I don’t know if Babbage ever thought of this particular idea – there were certainly mechanical examples of it in existence – but even if he did, it doesn’t really display its true glory until it is fully developed.
So let’s take a look at the stack.
Push and Pop
In fact we have already encountered the idea of a stack while looking at the fundamental design of the CPU. The “stack pointer” is a hardware register that holds the address of a memory location.
There are only two operations on a stack pointer, push and pop. The push operation stores the contents of another register on the stack and then moves the stack pointer on by one. The pop, sometimes called “pull”, operation just reverses the push operation – it moves the pointer back by one and then retrieves the value from the stack.
This is all there is to a stack, it is entirely simple and yet, as we shall see, very powerful.
There are lots of variations on how a stack can be implemented. Some stacks are made so that they start at a low address and grow upward. Some start high and grow down. Others change the stack pointer before storing a value; others change it after storing a value. The difference being that in the former case the stack pointer always points to the current item on the top of the stack and in the latter it points to the next free stack location.
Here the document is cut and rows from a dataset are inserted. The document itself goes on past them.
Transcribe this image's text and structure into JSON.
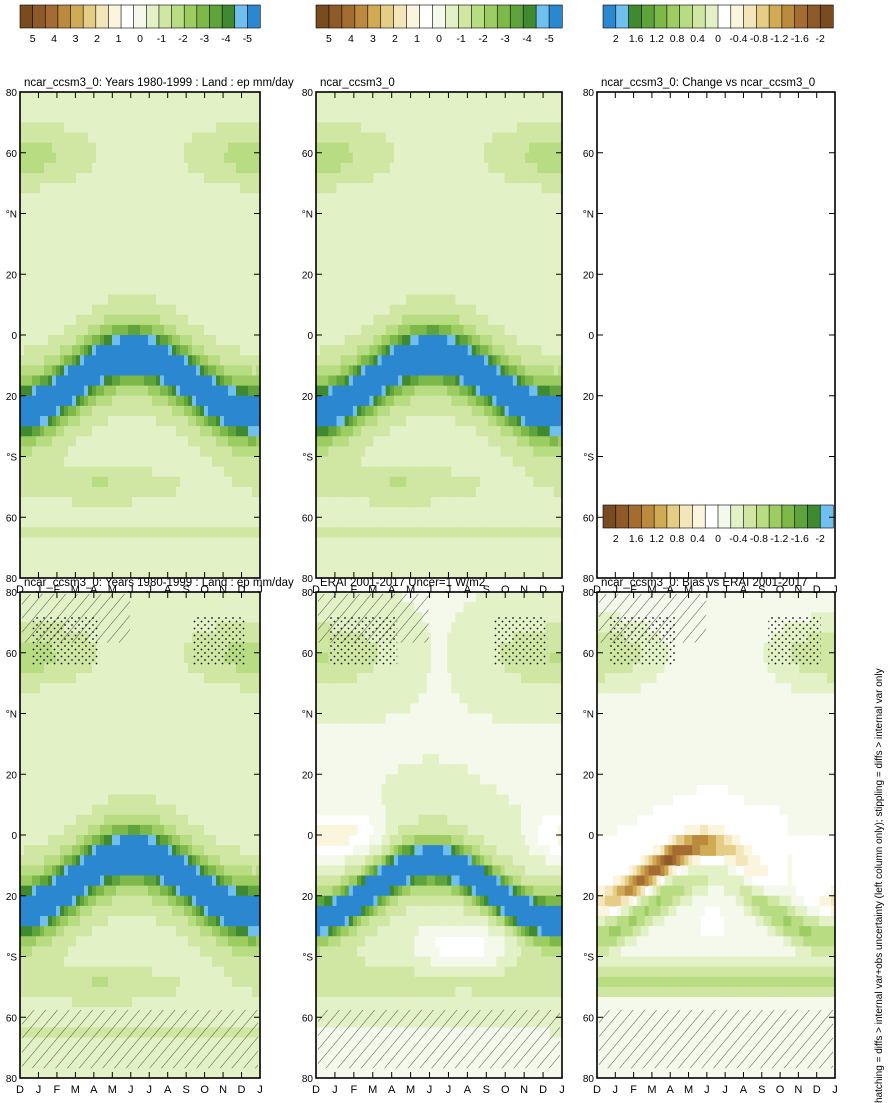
{
  "footer_note": "hatching = diffs > internal var+obs uncertainty (left column only); stippling = diffs > internal var only",
  "palettes": {
    "precip": [
      "#7a4b1e",
      "#8e5a28",
      "#a56c32",
      "#bc8a3e",
      "#d1aa55",
      "#e5cd86",
      "#f3e6bb",
      "#fbf5dd",
      "#ffffff",
      "#f4f9ec",
      "#e3f1c6",
      "#cfe7a2",
      "#b8dc82",
      "#9dcd62",
      "#7db948",
      "#5ea33c",
      "#3f8a30",
      "#6fc0ee",
      "#2b87cf"
    ],
    "diff": [
      "#2b87cf",
      "#6fc0ee",
      "#3f8a30",
      "#5ea33c",
      "#7db948",
      "#9dcd62",
      "#b8dc82",
      "#cfe7a2",
      "#e3f1c6",
      "#ffffff",
      "#fbf5dd",
      "#f3e6bb",
      "#e5cd86",
      "#d1aa55",
      "#bc8a3e",
      "#a56c32",
      "#8e5a28",
      "#7a4b1e"
    ]
  },
  "chart_data": [
    {
      "id": "r1c1",
      "type": "heatmap",
      "title": "ncar_ccsm3_0: Years 1980-1999 : Land : ep mm/day",
      "x": [
        "D",
        "J",
        "F",
        "M",
        "A",
        "M",
        "J",
        "J",
        "A",
        "S",
        "O",
        "N",
        "D",
        "J"
      ],
      "y_ticks": [
        "80",
        "60",
        "°N",
        "20",
        "0",
        "20",
        "°S",
        "60",
        "80"
      ],
      "colorbar": {
        "ticks": [
          "5",
          "4",
          "3",
          "2",
          "1",
          "0",
          "-1",
          "-2",
          "-3",
          "-4",
          "-5"
        ],
        "palette": "precip"
      },
      "field": "model_clim",
      "overlay": true
    },
    {
      "id": "r1c2",
      "type": "heatmap",
      "title": "ncar_ccsm3_0: Years 1980-1999 : Land : ep mm/day",
      "x": [
        "D",
        "J",
        "F",
        "M",
        "A",
        "M",
        "J",
        "J",
        "A",
        "S",
        "O",
        "N",
        "D",
        "J"
      ],
      "y_ticks": [
        "80",
        "60",
        "°N",
        "20",
        "0",
        "20",
        "°S",
        "60",
        "80"
      ],
      "colorbar": {
        "ticks": [
          "5",
          "4",
          "3",
          "2",
          "1",
          "0",
          "-1",
          "-2",
          "-3",
          "-4",
          "-5"
        ],
        "palette": "precip"
      },
      "field": "model_clim",
      "overlay": false
    },
    {
      "id": "r2c1",
      "type": "heatmap",
      "title": "ERAI 2001-2017 Uncer=1 W/m2",
      "x": [
        "D",
        "J",
        "F",
        "M",
        "A",
        "M",
        "J",
        "J",
        "A",
        "S",
        "O",
        "N",
        "D",
        "J"
      ],
      "y_ticks": [
        "80",
        "60",
        "°N",
        "20",
        "0",
        "20",
        "°S",
        "60",
        "80"
      ],
      "colorbar": {
        "ticks": [
          "5",
          "4",
          "3",
          "2",
          "1",
          "0",
          "-1",
          "-2",
          "-3",
          "-4",
          "-5"
        ],
        "palette": "precip"
      },
      "field": "obs_clim",
      "overlay": true
    },
    {
      "id": "r2c2",
      "type": "heatmap",
      "title": "ncar_ccsm3_0",
      "x": [
        "D",
        "J",
        "F",
        "M",
        "A",
        "M",
        "J",
        "J",
        "A",
        "S",
        "O",
        "N",
        "D",
        "J"
      ],
      "y_ticks": [
        "80",
        "60",
        "°N",
        "20",
        "0",
        "20",
        "°S",
        "60",
        "80"
      ],
      "colorbar": {
        "ticks": [
          "5",
          "4",
          "3",
          "2",
          "1",
          "0",
          "-1",
          "-2",
          "-3",
          "-4",
          "-5"
        ],
        "palette": "precip"
      },
      "field": "model_clim",
      "overlay": false
    },
    {
      "id": "r3c1",
      "type": "heatmap",
      "title": "ncar_ccsm3_0: Bias vs ERAI 2001-2017",
      "x": [
        "D",
        "J",
        "F",
        "M",
        "A",
        "M",
        "J",
        "J",
        "A",
        "S",
        "O",
        "N",
        "D",
        "J"
      ],
      "y_ticks": [
        "80",
        "60",
        "°N",
        "20",
        "0",
        "20",
        "°S",
        "60",
        "80"
      ],
      "colorbar": {
        "ticks": [
          "2",
          "1.6",
          "1.2",
          "0.8",
          "0.4",
          "0",
          "-0.4",
          "-0.8",
          "-1.2",
          "-1.6",
          "-2"
        ],
        "palette": "precip_diff"
      },
      "field": "bias",
      "overlay": true
    },
    {
      "id": "r3c2",
      "type": "heatmap",
      "title": "ncar_ccsm3_0: Change vs ncar_ccsm3_0",
      "x": [
        "D",
        "J",
        "F",
        "M",
        "A",
        "M",
        "J",
        "J",
        "A",
        "S",
        "O",
        "N",
        "D",
        "J"
      ],
      "y_ticks": [
        "80",
        "60",
        "°N",
        "20",
        "0",
        "20",
        "°S",
        "60",
        "80"
      ],
      "colorbar": {
        "ticks": [
          "2",
          "1.6",
          "1.2",
          "0.8",
          "0.4",
          "0",
          "-0.4",
          "-0.8",
          "-1.2",
          "-1.6",
          "-2"
        ],
        "palette": "diff"
      },
      "field": "none",
      "overlay": false
    }
  ]
}
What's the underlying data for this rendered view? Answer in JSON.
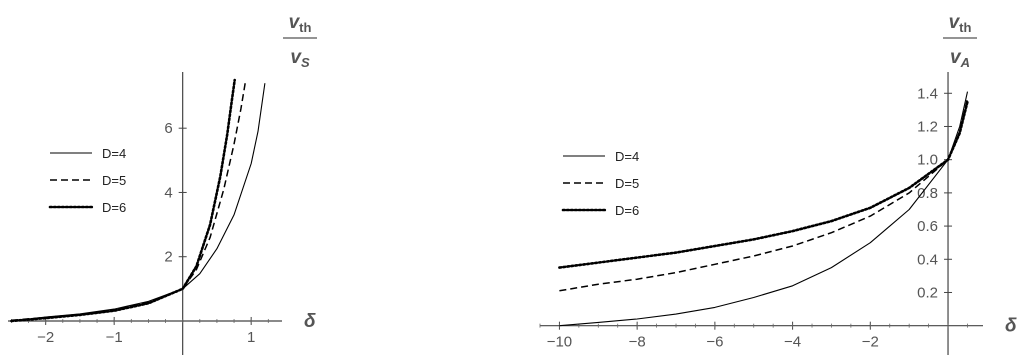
{
  "chart_data": [
    {
      "type": "line",
      "title": "",
      "xlabel": "δ",
      "ylabel": {
        "num_var": "v",
        "num_sub": "th",
        "den_var": "v",
        "den_sub": "S"
      },
      "xlim": [
        -2.55,
        1.45
      ],
      "ylim": [
        -0.25,
        7.5
      ],
      "xticks": [
        -2,
        -1,
        1
      ],
      "xtick_labels": [
        "−2",
        "−1",
        "1"
      ],
      "yticks": [
        2,
        4,
        6
      ],
      "ytick_labels": [
        "2",
        "4",
        "6"
      ],
      "grid": false,
      "legend_position": "left",
      "series": [
        {
          "name": "D=4",
          "style": "solid",
          "x": [
            -2.5,
            -2.0,
            -1.5,
            -1.0,
            -0.5,
            0.0,
            0.25,
            0.5,
            0.75,
            1.0,
            1.1,
            1.2
          ],
          "y": [
            0.0,
            0.12,
            0.22,
            0.37,
            0.61,
            1.0,
            1.47,
            2.25,
            3.3,
            4.9,
            5.9,
            7.4
          ]
        },
        {
          "name": "D=5",
          "style": "dashed",
          "x": [
            -2.5,
            -2.0,
            -1.5,
            -1.0,
            -0.5,
            0.0,
            0.2,
            0.4,
            0.6,
            0.75,
            0.85,
            0.92
          ],
          "y": [
            0.02,
            0.11,
            0.2,
            0.34,
            0.58,
            1.0,
            1.6,
            2.6,
            4.1,
            5.5,
            6.6,
            7.5
          ]
        },
        {
          "name": "D=6",
          "style": "dotted",
          "x": [
            -2.5,
            -2.0,
            -1.5,
            -1.0,
            -0.5,
            0.0,
            0.2,
            0.4,
            0.55,
            0.65,
            0.72,
            0.76
          ],
          "y": [
            0.0,
            0.09,
            0.19,
            0.32,
            0.55,
            1.0,
            1.7,
            3.0,
            4.5,
            5.8,
            6.9,
            7.5
          ]
        }
      ]
    },
    {
      "type": "line",
      "title": "",
      "xlabel": "δ",
      "ylabel": {
        "num_var": "v",
        "num_sub": "th",
        "den_var": "v",
        "den_sub": "A"
      },
      "xlim": [
        -10.5,
        0.9
      ],
      "ylim": [
        -0.02,
        1.48
      ],
      "xticks": [
        -10,
        -8,
        -6,
        -4,
        -2
      ],
      "xtick_labels": [
        "−10",
        "−8",
        "−6",
        "−4",
        "−2"
      ],
      "yticks": [
        0.2,
        0.4,
        0.6,
        0.8,
        1.0,
        1.2,
        1.4
      ],
      "ytick_labels": [
        "0.2",
        "0.4",
        "0.6",
        "0.8",
        "1.0",
        "1.2",
        "1.4"
      ],
      "grid": false,
      "legend_position": "left",
      "series": [
        {
          "name": "D=4",
          "style": "solid",
          "x": [
            -10,
            -9,
            -8,
            -7,
            -6,
            -5,
            -4,
            -3,
            -2,
            -1,
            0,
            0.3,
            0.5
          ],
          "y": [
            0.0,
            0.02,
            0.04,
            0.07,
            0.11,
            0.17,
            0.24,
            0.35,
            0.5,
            0.7,
            1.0,
            1.2,
            1.41
          ]
        },
        {
          "name": "D=5",
          "style": "dashed",
          "x": [
            -10,
            -9,
            -8,
            -7,
            -6,
            -5,
            -4,
            -3,
            -2,
            -1,
            0,
            0.3,
            0.5
          ],
          "y": [
            0.21,
            0.25,
            0.28,
            0.32,
            0.37,
            0.42,
            0.48,
            0.56,
            0.66,
            0.8,
            1.0,
            1.17,
            1.37
          ]
        },
        {
          "name": "D=6",
          "style": "dotted",
          "x": [
            -10,
            -9,
            -8,
            -7,
            -6,
            -5,
            -4,
            -3,
            -2,
            -1,
            0,
            0.3,
            0.5
          ],
          "y": [
            0.35,
            0.38,
            0.41,
            0.44,
            0.48,
            0.52,
            0.57,
            0.63,
            0.71,
            0.83,
            1.0,
            1.16,
            1.35
          ]
        }
      ]
    }
  ]
}
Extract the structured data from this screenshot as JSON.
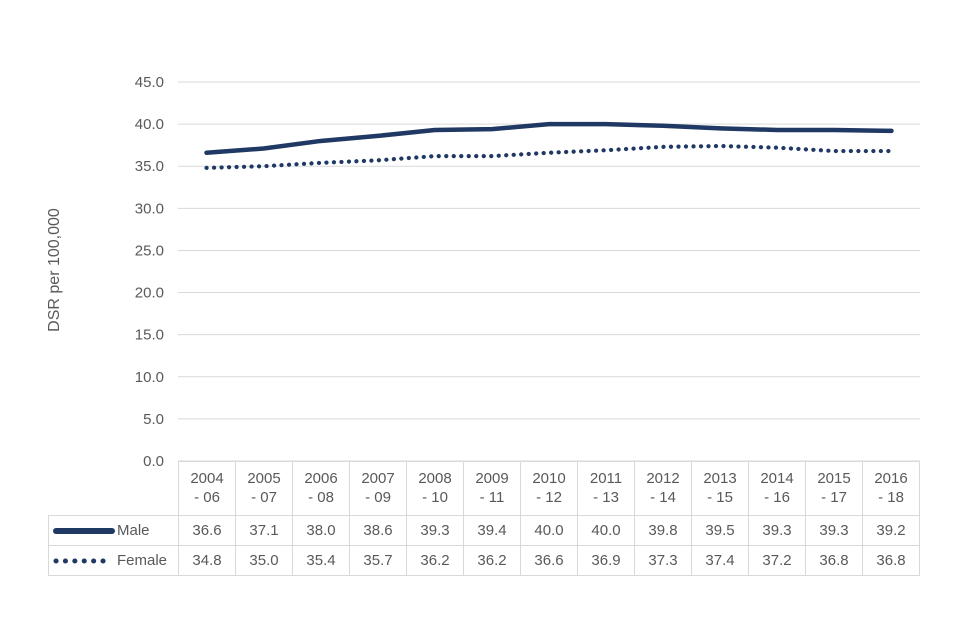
{
  "chart_data": {
    "type": "line",
    "title": "",
    "xlabel": "",
    "ylabel": "DSR per 100,000",
    "ylim": [
      0,
      45
    ],
    "ytick_step": 5,
    "ytick_format_decimals": 1,
    "grid": true,
    "legend_position": "table-left-column",
    "categories": [
      "2004 - 06",
      "2005 - 07",
      "2006 - 08",
      "2007 - 09",
      "2008 - 10",
      "2009 - 11",
      "2010 - 12",
      "2011 - 13",
      "2012 - 14",
      "2013 - 15",
      "2014 - 16",
      "2015 - 17",
      "2016 - 18"
    ],
    "series": [
      {
        "name": "Male",
        "line_style": "solid",
        "color": "#1f3864",
        "values": [
          36.6,
          37.1,
          38.0,
          38.6,
          39.3,
          39.4,
          40.0,
          40.0,
          39.8,
          39.5,
          39.3,
          39.3,
          39.2
        ]
      },
      {
        "name": "Female",
        "line_style": "dotted",
        "color": "#1f3864",
        "values": [
          34.8,
          35.0,
          35.4,
          35.7,
          36.2,
          36.2,
          36.6,
          36.9,
          37.3,
          37.4,
          37.2,
          36.8,
          36.8
        ]
      }
    ]
  },
  "colors": {
    "accent_navy": "#1f3864",
    "text_gray": "#595959",
    "gridline": "#d9d9d9",
    "table_border": "#d9d9d9",
    "background": "#ffffff"
  }
}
If you want a physical representation of a stack all you have to think of is a self-service café – complete with a spring-loaded plate delivery system. The clean plates are pushed on top of the stack of plates against a spring that keeps the top plate at the same level.

Push a plate
When a customer comes along and takes a plate another one pops to the top to replace it.

Pop a plate
You can see a similar mechanism in action in one of those coin storage devices where you push a coin in at the top and take one out from the same slot.
These mechanical devices share that same basic principle of operation of a stack. They may not have the same internal workings, there is no stack pointer for example, but things are added to the stack at the top and taken from the top – the push and pop operations are the same.